Quoted from frolic:Is there a benefit showing a game 1 year in advance, when you have one for sale on the market? Serious question. Especially when you aren't looking for "kickstart"/presale money at this time.
Yes, it's how you remain relevant. I get it, you're concerned about cannibalizing current sales, and that's always a concern with these small market boutique operations. I don't think you're wrong. I just think there's a greater risk in playing the silence game, your strength as a small shop is being the opposite of Stern, involving people in the process, letting them behind the scenes, and that's going to mean long lead times.
At a certain point your game just has to stand on its own two feet. There's always going to be competition for those dollars. It's not like someone is sitting here going "I only want to buy Spooky games from here on out, do I get this one, or wait for the next one?" Maybe Army of Darkness is a dream theme you want to wait and save for. But maybe you want to wait for Iron Maiden or Walking Dead or Lawlor's Haunted House or Not Really Mythbusters But Sort of or anything else too, that's out of Spooky's hands.
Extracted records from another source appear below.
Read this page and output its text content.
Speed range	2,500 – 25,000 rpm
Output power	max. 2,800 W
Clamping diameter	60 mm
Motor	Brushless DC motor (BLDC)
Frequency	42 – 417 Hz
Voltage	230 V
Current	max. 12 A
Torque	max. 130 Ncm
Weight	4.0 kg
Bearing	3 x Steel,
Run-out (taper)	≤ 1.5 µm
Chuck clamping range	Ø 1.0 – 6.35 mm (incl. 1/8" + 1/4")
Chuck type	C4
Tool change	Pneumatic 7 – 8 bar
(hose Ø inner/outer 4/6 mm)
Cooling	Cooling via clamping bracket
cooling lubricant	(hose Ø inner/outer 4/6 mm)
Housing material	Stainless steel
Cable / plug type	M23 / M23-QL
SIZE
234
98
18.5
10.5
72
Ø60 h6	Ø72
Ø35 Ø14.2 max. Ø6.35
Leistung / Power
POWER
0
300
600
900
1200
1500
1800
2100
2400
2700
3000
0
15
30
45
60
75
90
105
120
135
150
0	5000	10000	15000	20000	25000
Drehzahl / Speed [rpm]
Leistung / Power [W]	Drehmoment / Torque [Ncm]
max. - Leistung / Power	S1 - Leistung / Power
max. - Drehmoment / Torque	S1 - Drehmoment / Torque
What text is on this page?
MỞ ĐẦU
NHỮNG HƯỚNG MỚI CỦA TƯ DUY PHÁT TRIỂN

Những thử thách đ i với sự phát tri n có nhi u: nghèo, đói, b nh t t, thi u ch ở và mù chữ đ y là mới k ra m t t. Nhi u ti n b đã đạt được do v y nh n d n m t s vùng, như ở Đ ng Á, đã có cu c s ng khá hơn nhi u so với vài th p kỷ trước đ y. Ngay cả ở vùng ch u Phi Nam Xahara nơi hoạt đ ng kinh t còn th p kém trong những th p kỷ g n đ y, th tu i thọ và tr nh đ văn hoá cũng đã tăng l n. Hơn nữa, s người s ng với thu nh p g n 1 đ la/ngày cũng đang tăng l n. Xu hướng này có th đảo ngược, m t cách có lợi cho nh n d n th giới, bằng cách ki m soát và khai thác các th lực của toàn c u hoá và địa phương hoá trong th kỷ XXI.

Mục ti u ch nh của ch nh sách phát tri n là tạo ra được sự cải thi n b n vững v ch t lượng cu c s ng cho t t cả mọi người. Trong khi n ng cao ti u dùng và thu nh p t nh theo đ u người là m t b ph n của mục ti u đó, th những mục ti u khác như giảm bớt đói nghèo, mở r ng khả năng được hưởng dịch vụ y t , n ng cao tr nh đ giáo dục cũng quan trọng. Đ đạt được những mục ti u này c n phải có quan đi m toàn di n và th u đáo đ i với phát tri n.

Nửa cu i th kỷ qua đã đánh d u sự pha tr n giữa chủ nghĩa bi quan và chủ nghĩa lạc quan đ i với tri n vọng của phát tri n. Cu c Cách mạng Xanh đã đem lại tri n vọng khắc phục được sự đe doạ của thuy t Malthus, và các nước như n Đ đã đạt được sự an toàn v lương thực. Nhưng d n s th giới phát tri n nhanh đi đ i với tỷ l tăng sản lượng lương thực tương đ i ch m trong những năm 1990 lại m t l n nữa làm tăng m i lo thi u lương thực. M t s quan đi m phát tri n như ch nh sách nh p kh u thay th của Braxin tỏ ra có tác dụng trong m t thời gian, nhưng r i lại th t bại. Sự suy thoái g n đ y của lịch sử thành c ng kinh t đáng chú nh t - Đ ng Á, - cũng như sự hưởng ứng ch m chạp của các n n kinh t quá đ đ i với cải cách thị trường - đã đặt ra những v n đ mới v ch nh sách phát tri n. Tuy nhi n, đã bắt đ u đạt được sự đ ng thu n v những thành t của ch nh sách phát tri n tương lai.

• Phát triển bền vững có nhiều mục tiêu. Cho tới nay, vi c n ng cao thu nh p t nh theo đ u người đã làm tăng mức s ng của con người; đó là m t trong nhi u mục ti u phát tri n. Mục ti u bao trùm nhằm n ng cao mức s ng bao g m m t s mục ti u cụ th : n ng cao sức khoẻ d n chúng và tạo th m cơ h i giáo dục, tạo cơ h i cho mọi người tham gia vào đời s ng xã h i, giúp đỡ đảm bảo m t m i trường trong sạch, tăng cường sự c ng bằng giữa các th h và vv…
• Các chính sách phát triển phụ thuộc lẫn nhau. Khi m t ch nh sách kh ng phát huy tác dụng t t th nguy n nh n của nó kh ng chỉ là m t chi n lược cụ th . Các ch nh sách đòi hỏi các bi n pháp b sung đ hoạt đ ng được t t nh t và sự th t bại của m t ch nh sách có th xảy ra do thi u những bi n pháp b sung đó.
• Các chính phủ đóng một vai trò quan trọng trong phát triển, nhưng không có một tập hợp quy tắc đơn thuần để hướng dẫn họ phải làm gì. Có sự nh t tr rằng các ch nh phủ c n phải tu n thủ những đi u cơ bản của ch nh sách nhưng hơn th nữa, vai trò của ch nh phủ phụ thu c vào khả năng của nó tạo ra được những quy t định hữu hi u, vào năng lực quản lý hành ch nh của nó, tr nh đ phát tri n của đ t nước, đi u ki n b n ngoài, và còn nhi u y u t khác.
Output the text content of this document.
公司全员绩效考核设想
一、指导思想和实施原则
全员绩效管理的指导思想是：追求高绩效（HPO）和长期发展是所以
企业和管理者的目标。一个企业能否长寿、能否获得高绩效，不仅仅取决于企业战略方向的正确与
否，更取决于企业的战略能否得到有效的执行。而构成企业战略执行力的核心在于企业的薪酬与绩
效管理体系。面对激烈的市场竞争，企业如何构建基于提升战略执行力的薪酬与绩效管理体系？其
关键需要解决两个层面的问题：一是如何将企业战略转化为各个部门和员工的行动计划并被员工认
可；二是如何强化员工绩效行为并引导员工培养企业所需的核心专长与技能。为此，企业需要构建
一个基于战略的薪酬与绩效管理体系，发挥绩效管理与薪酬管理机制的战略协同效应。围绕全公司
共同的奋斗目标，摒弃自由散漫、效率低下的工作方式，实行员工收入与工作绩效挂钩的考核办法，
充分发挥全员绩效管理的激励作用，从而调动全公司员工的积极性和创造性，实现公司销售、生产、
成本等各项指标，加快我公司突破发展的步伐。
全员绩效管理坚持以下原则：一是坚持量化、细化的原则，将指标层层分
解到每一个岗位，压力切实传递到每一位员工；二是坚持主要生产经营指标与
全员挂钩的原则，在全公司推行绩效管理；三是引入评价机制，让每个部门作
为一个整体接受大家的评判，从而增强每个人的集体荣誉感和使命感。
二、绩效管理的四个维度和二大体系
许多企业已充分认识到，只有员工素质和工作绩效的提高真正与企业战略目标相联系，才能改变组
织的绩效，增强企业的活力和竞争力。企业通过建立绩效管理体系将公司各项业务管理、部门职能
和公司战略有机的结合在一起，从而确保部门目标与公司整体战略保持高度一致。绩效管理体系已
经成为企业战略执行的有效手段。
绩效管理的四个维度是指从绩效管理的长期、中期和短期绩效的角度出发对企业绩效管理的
You make the games, you work on the next one before the first is done if you're serious, and you try and keep people interested in your brand and process so that they keep you in mind when they want to buy.
Honestly the bigger worry IMHO is that Spooky needs more exposure outside of a couple Pinside threads. I half begged Ben to make a proper trailer for AMH, not a long ass talky video, a short punchy commercial, because I would give it exposure. He got too burned out I guess and didn't want to do it.